Where to Put Locale Files in Addons

Say you've created a plugin and you've used the T() function as described above and now you want to create some locale files for it so that you can support other languages with your download. Depending on the type of addon the locale file goes in a different spot. For the examples below, let's say I'm adding locale files for en-CA.

  • Application: applicationfolder/locale/en-CA/definitions.php
  • Plugin: pluginfolder/locale/en-CA.php
  • Theme: themefolder/locale/en-CA.php

In each of these cases you would put your translations as $Definition['Code'] = 'Translation'; as described above.

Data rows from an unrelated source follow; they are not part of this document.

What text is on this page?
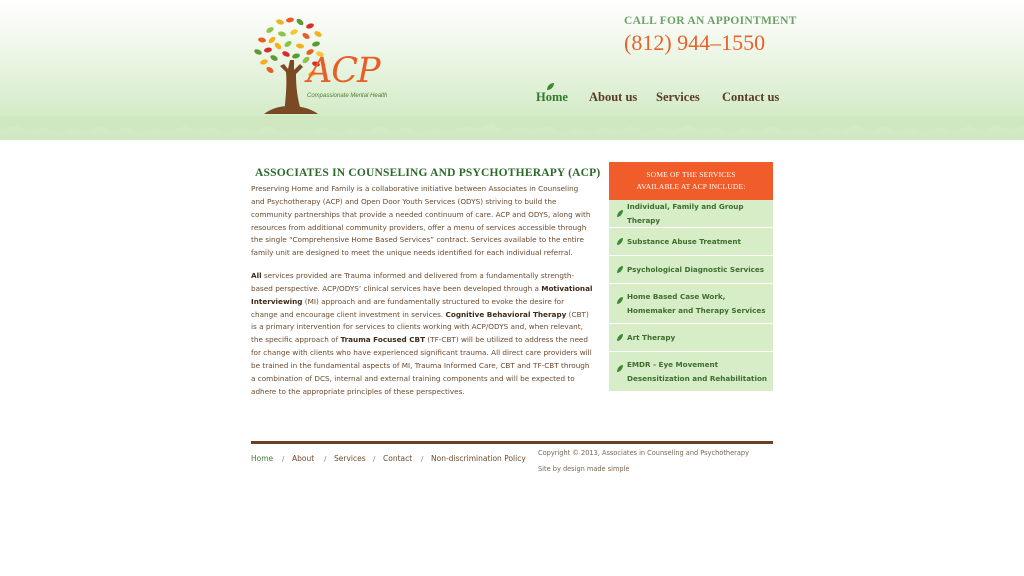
ACP
Compassionate Mental Health
CALL FOR AN APPOINTMENT
(812) 944–1550
Home About us Services Contact us
ASSOCIATES IN COUNSELING AND PSYCHOTHERAPY (ACP)

Preserving Home and Family is a collaborative initiative between Associates in Counseling and Psychotherapy (ACP) and Open Door Youth Services (ODYS) striving to build the community partnerships that provide a needed continuum of care. ACP and ODYS, along with resources from additional community providers, offer a menu of services accessible through the single “Comprehensive Home Based Services” contract. Services available to the entire family unit are designed to meet the unique needs identified for each individual referral.

All services provided are Trauma informed and delivered from a fundamentally strength-based perspective. ACP/ODYS’ clinical services have been developed through a Motivational Interviewing (MI) approach and are fundamentally structured to evoke the desire for change and encourage client investment in services. Cognitive Behavioral Therapy (CBT) is a primary intervention for services to clients working with ACP/ODYS and, when relevant, the specific approach of Trauma Focused CBT (TF-CBT) will be utilized to address the need for change with clients who have experienced significant trauma. All direct care providers will be trained in the fundamental aspects of MI, Trauma Informed Care, CBT and TF-CBT through a combination of DCS, internal and external training components and will be expected to adhere to the appropriate principles of these perspectives.

SOME OF THE SERVICES
AVAILABLE AT ACP INCLUDE:
Individual, Family and Group Therapy
Substance Abuse Treatment
Psychological Diagnostic Services
Home Based Case Work, Homemaker and Therapy Services
Art Therapy
EMDR - Eye Movement Desensitization and Rehabilitation
Home / About / Services / Contact / Non-discrimination Policy
Copyright © 2013, Associates in Counseling and Psychotherapy
Site by design made simple
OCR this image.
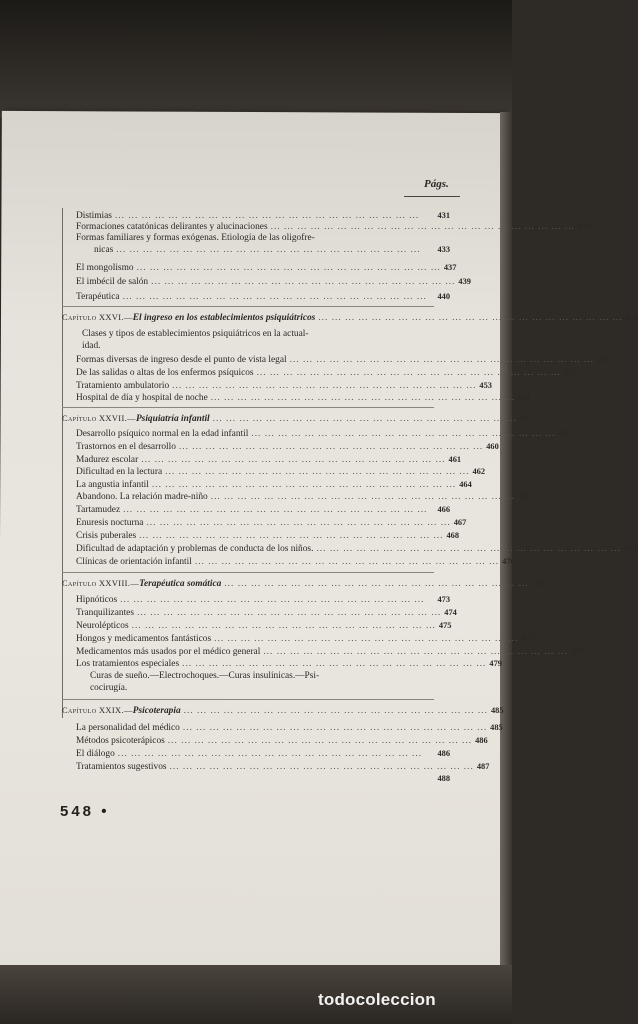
Págs.
Distimias ... ... ... ... ... ... ... ... ... ... ... ... ... ... ... ... ... ... ... ... ... ... ...	431
Formaciones catatónicas delirantes y alucinaciones ... ... ... ... ... ... ... ... ... ... ... ... ... ... ... ... ... ... ... ... ... ... ... 432
Formas familiares y formas exógenas. Etiología de las oligofre-
nicas ... ... ... ... ... ... ... ... ... ... ... ... ... ... ... ... ... ... ... ... ... ... ...	433
El mongolismo ... ... ... ... ... ... ... ... ... ... ... ... ... ... ... ... ... ... ... ... ... ... ... 437
El imbécil de salón ... ... ... ... ... ... ... ... ... ... ... ... ... ... ... ... ... ... ... ... ... ... ... 439
Terapéutica ... ... ... ... ... ... ... ... ... ... ... ... ... ... ... ... ... ... ... ... ... ... ...	440
Capítulo XXVI.—El ingreso en los establecimientos psiquiátricos ... ... ... ... ... ... ... ... ... ... ... ... ... ... ... ... ... ... ... ... ... ... ... 443
Clases y tipos de establecimientos psiquiátricos en la actual-
idad.
Formas diversas de ingreso desde el punto de vista legal ... ... ... ... ... ... ... ... ... ... ... ... ... ... ... ... ... ... ... ... ... ... ... 445
De las salidas o altas de los enfermos psíquicos ... ... ... ... ... ... ... ... ... ... ... ... ... ... ... ... ... ... ... ... ... ... ... 451
Tratamiento ambulatorio ... ... ... ... ... ... ... ... ... ... ... ... ... ... ... ... ... ... ... ... ... ... ... 453
Hospital de día y hospital de noche ... ... ... ... ... ... ... ... ... ... ... ... ... ... ... ... ... ... ... ... ... ... ... 453
Capítulo XXVII.—Psiquiatría infantil ... ... ... ... ... ... ... ... ... ... ... ... ... ... ... ... ... ... ... ... ... ... ... 457
Desarrollo psíquico normal en la edad infantil ... ... ... ... ... ... ... ... ... ... ... ... ... ... ... ... ... ... ... ... ... ... ... 457
Trastornos en el desarrollo ... ... ... ... ... ... ... ... ... ... ... ... ... ... ... ... ... ... ... ... ... ... ... 460
Madurez escolar ... ... ... ... ... ... ... ... ... ... ... ... ... ... ... ... ... ... ... ... ... ... ... 461
Dificultad en la lectura ... ... ... ... ... ... ... ... ... ... ... ... ... ... ... ... ... ... ... ... ... ... ... 462
La angustia infantil ... ... ... ... ... ... ... ... ... ... ... ... ... ... ... ... ... ... ... ... ... ... ... 464
Abandono. La relación madre-niño ... ... ... ... ... ... ... ... ... ... ... ... ... ... ... ... ... ... ... ... ... ... ... 465
Tartamudez ... ... ... ... ... ... ... ... ... ... ... ... ... ... ... ... ... ... ... ... ... ... ...	466
Enuresis nocturna ... ... ... ... ... ... ... ... ... ... ... ... ... ... ... ... ... ... ... ... ... ... ... 467
Crisis puberales ... ... ... ... ... ... ... ... ... ... ... ... ... ... ... ... ... ... ... ... ... ... ... 468
Dificultad de adaptación y problemas de conducta de los niños. ... ... ... ... ... ... ... ... ... ... ... ... ... ... ... ... ... ... ... ... ... ... ... 469
Clínicas de orientación infantil ... ... ... ... ... ... ... ... ... ... ... ... ... ... ... ... ... ... ... ... ... ... ... 470
Capítulo XXVIII.—Terapéutica somática ... ... ... ... ... ... ... ... ... ... ... ... ... ... ... ... ... ... ... ... ... ... ... 473
Hipnóticos ... ... ... ... ... ... ... ... ... ... ... ... ... ... ... ... ... ... ... ... ... ... ...	473
Tranquilizantes ... ... ... ... ... ... ... ... ... ... ... ... ... ... ... ... ... ... ... ... ... ... ... 474
Neurolépticos ... ... ... ... ... ... ... ... ... ... ... ... ... ... ... ... ... ... ... ... ... ... ... 475
Hongos y medicamentos fantásticos ... ... ... ... ... ... ... ... ... ... ... ... ... ... ... ... ... ... ... ... ... ... ... 477
Medicamentos más usados por el médico general ... ... ... ... ... ... ... ... ... ... ... ... ... ... ... ... ... ... ... ... ... ... ... 479
Los tratamientos especiales ... ... ... ... ... ... ... ... ... ... ... ... ... ... ... ... ... ... ... ... ... ... ... 479
Curas de sueño.—Electrochoques.—Curas insulínicas.—Psi-
cocirugía.
Capítulo XXIX.—Psicoterapia ... ... ... ... ... ... ... ... ... ... ... ... ... ... ... ... ... ... ... ... ... ... ... 485
La personalidad del médico ... ... ... ... ... ... ... ... ... ... ... ... ... ... ... ... ... ... ... ... ... ... ... 485
Métodos psicoterápicos ... ... ... ... ... ... ... ... ... ... ... ... ... ... ... ... ... ... ... ... ... ... ... 486
El diálogo ... ... ... ... ... ... ... ... ... ... ... ... ... ... ... ... ... ... ... ... ... ... ...	486
Tratamientos sugestivos ... ... ... ... ... ... ... ... ... ... ... ... ... ... ... ... ... ... ... ... ... ... ... 487
488
548 •
todocoleccion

Clear the .ini files in your /cache folder after adding a new translation file.

Using the Baseline Locale Addon

There is a Baseline Locale addon available in our addons repository that you can use to build your custom locale definitions. To Get Started:

  1. download the Baseline Locale addon
  2. Uncompress the archive, and rename the folder to a phrase with only alphanumeric characters (no spaces, dashes, etc). Example: "danish".
  3. Open the definitions.php file, and update it with your information. Be sure to replace the 'LocaleKey' value (it is "Baseline" by default) with the same name you chose for the containing folder.
  4. Open the captured.php and captured_admin.php files and replace the English definitions with the appropriate values for your language.

We strongly recommend that you contribute your custom locales to the project by uploading them to our addons site! Once you've completed this process, you can use the following instructions to enable it on your site. Note: VanillaForums.com customers can email support at vanillaforums dot com with their custom locales to have us enable them for you.

Enabling a Locale Pack on Your Site

Once you have a locale pack you can enable it on your site using these steps:

  1. Copy the locale pack to your /locales folder.
  2. Go to you dashboard under locales and enable the locale pack.
  3. Make sure your locale is selected as the default locale at the top.

The Locale Developer Plugin

Figuring out exactly what you need to translate can be a little confusing since translations are all buried in various parts of the application. In order to help out, we've developed a plugin which can be found here. The plugin can collect all of the phrases in an application to a dummy locale which you can then fill in with your own translations. It can also collect the changes between two locales so you can figure out what you have left to translate.